3. Can I freeze Chicken and Stuffing Roll Ups?
- Yes, this dish freezes reasonably well both before and after baking.
- Freezing Unbaked: Assemble the rolls completely in a freezer-safe baking dish (like a foil pan for easy cleanup). Cover tightly with plastic wrap, followed by a layer of aluminum foil, or use a container with an airtight lid. Label with the date and contents. Freeze for up to 2-3 months. To bake, thaw overnight in the refrigerator. Let the dish sit at room temperature for 30 minutes before baking as directed, potentially adding 10-15 minutes to the baking time.
- Freezing Baked: Allow the cooked roll ups to cool completely. You can freeze them directly in the baking dish (well-wrapped) or transfer individual portions to freezer-safe containers. Freeze for up to 2-3 months. To reheat, thaw overnight in the refrigerator. Reheat covered in a microwave or in a 350°F (175°C) oven until heated through (about 20-30 minutes). You may want to add a splash of broth or milk if the sauce seems too thick upon reheating. Note that the sauce texture might change slightly after freezing and reheating.
4. My chicken rolls keep unrolling in the dish. What can I do?
- This is a common frustration! Here are a few tricks: First, make sure you’re placing them seam-side down in the baking dish. Second, arrange them snugly together – the neighboring rolls help keep each other in place. Third, as mentioned in the tips, don’t overstuff them. Finally, if they’re still misbehaving, use wooden toothpicks inserted horizontally through the seam to pin them shut. Just remember to count them and remove them all before serving!
5. How can I make this recipe gluten-free?
- Making a gluten-free version is definitely possible with a couple of key substitutions.
- Stuffing: Use your favorite gluten-free bread to make homemade stuffing, or purchase a certified gluten-free boxed stuffing mix (several brands are now available).

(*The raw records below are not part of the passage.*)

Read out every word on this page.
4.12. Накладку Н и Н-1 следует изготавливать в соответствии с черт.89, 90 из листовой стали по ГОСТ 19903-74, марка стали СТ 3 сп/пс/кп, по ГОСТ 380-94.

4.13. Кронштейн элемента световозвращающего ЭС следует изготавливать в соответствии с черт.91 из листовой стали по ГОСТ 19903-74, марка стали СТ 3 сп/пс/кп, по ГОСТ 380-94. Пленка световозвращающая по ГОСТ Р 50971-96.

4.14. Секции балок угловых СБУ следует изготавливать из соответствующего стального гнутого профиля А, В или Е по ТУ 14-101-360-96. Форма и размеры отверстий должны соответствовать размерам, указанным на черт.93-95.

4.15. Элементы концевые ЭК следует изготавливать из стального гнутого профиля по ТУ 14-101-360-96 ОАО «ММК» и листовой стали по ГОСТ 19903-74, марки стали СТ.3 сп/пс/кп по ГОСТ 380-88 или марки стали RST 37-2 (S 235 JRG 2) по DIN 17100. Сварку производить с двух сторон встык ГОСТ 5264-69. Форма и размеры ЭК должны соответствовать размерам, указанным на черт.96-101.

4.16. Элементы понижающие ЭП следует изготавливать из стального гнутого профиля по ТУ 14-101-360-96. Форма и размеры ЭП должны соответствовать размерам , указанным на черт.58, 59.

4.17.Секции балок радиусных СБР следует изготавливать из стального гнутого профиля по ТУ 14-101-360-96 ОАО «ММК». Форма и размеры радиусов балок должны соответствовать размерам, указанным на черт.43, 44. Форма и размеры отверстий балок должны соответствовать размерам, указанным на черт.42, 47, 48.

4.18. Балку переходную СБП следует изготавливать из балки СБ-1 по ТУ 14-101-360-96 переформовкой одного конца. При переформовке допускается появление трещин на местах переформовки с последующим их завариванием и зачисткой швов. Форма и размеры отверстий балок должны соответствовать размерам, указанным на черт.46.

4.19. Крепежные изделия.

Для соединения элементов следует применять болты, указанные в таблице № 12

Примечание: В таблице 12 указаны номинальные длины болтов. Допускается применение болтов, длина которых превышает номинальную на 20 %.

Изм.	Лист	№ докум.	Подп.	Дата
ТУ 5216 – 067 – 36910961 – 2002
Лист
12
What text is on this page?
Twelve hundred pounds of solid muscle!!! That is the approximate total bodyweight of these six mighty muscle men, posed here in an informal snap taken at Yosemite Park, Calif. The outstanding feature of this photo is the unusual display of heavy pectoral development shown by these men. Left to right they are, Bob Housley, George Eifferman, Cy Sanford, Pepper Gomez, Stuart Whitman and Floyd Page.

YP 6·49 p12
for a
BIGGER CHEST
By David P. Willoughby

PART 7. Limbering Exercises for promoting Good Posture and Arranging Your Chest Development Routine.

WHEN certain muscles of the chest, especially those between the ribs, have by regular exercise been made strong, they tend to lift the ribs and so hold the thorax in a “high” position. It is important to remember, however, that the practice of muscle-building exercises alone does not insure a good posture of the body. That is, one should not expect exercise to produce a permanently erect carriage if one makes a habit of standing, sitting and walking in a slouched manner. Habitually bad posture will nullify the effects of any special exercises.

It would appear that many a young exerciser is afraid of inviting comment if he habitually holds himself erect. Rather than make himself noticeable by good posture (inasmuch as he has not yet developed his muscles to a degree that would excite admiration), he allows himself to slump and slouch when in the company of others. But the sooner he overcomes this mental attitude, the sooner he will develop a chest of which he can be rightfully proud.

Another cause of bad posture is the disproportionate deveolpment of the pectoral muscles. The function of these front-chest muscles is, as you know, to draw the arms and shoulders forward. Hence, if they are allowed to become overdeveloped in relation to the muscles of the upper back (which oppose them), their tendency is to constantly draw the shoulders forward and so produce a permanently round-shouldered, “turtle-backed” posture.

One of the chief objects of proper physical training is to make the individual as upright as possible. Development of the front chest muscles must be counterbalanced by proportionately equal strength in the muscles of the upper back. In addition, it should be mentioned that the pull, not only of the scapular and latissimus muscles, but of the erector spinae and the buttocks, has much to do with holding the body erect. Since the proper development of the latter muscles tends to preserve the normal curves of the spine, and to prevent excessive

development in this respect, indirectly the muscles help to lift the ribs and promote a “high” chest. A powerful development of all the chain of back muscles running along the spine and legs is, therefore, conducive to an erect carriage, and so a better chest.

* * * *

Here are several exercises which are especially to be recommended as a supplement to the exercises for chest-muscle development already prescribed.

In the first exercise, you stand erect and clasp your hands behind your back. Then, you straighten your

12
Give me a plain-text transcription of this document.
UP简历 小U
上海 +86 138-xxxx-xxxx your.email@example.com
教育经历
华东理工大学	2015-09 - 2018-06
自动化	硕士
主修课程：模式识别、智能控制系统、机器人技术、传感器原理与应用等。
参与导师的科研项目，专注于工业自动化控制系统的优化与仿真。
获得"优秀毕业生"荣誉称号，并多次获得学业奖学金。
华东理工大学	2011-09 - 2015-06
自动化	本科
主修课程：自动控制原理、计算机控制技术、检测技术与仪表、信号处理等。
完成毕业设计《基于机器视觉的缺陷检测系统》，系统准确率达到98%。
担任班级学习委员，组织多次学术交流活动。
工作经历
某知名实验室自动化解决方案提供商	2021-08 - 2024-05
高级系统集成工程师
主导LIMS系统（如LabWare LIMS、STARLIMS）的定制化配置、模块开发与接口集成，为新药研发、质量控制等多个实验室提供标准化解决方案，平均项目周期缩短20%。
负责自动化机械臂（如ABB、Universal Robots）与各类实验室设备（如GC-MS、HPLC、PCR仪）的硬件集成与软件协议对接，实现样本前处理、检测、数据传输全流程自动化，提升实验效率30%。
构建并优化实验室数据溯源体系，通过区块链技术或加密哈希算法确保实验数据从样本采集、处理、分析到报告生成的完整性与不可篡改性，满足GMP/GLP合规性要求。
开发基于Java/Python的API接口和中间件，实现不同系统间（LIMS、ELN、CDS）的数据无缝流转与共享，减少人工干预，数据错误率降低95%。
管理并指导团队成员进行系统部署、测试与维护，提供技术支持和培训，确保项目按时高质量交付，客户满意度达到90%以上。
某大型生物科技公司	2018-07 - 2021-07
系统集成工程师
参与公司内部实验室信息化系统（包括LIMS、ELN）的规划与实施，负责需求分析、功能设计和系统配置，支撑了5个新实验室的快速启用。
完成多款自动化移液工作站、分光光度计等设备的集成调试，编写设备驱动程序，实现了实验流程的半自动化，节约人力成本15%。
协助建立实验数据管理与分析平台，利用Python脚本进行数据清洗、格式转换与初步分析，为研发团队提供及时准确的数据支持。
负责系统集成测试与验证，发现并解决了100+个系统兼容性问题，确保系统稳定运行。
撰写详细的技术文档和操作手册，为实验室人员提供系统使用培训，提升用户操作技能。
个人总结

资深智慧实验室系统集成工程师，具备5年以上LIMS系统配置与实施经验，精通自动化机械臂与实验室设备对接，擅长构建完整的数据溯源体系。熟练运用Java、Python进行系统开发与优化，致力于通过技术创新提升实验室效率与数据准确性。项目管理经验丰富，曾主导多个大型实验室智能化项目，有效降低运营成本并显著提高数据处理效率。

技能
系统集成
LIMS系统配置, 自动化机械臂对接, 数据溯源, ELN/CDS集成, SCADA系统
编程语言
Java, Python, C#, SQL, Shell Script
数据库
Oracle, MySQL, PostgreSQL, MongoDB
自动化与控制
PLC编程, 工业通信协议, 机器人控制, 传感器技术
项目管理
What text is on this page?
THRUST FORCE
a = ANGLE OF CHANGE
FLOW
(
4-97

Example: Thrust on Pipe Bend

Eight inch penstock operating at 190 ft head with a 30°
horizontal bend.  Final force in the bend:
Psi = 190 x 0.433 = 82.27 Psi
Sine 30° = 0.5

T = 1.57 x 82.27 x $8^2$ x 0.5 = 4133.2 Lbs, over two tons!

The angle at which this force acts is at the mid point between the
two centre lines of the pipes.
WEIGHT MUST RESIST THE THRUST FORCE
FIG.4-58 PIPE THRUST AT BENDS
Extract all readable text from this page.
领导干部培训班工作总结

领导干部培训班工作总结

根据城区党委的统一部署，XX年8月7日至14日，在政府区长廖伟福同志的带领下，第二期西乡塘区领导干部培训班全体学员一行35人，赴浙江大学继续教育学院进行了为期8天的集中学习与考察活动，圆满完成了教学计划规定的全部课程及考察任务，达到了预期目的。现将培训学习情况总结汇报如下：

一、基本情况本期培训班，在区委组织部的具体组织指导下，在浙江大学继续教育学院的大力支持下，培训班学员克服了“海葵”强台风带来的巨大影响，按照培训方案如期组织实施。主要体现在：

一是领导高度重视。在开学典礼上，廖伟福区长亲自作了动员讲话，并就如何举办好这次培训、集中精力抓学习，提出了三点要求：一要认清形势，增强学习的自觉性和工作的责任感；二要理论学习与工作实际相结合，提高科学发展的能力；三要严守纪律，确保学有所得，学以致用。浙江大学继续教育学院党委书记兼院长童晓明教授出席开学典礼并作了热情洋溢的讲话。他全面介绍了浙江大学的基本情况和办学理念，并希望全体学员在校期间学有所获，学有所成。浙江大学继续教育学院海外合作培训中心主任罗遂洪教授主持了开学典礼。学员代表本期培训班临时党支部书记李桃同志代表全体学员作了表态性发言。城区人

- Cream Soup: Standard condensed cream of chicken soup contains gluten. Look for a certified gluten-free version, or make a simple homemade substitute. A basic white sauce (béchamel) made with gluten-free flour blend, butter, milk, and chicken broth, seasoned well, can work. Alternatively, whisk together cornstarch or arrowroot powder with cold chicken broth, heat until thickened, and season to taste.
- Ensure all other ingredients (like broth, seasonings) are also certified gluten-free. With these swaps, you can enjoy a delicious gluten-free version of this comfort food classic.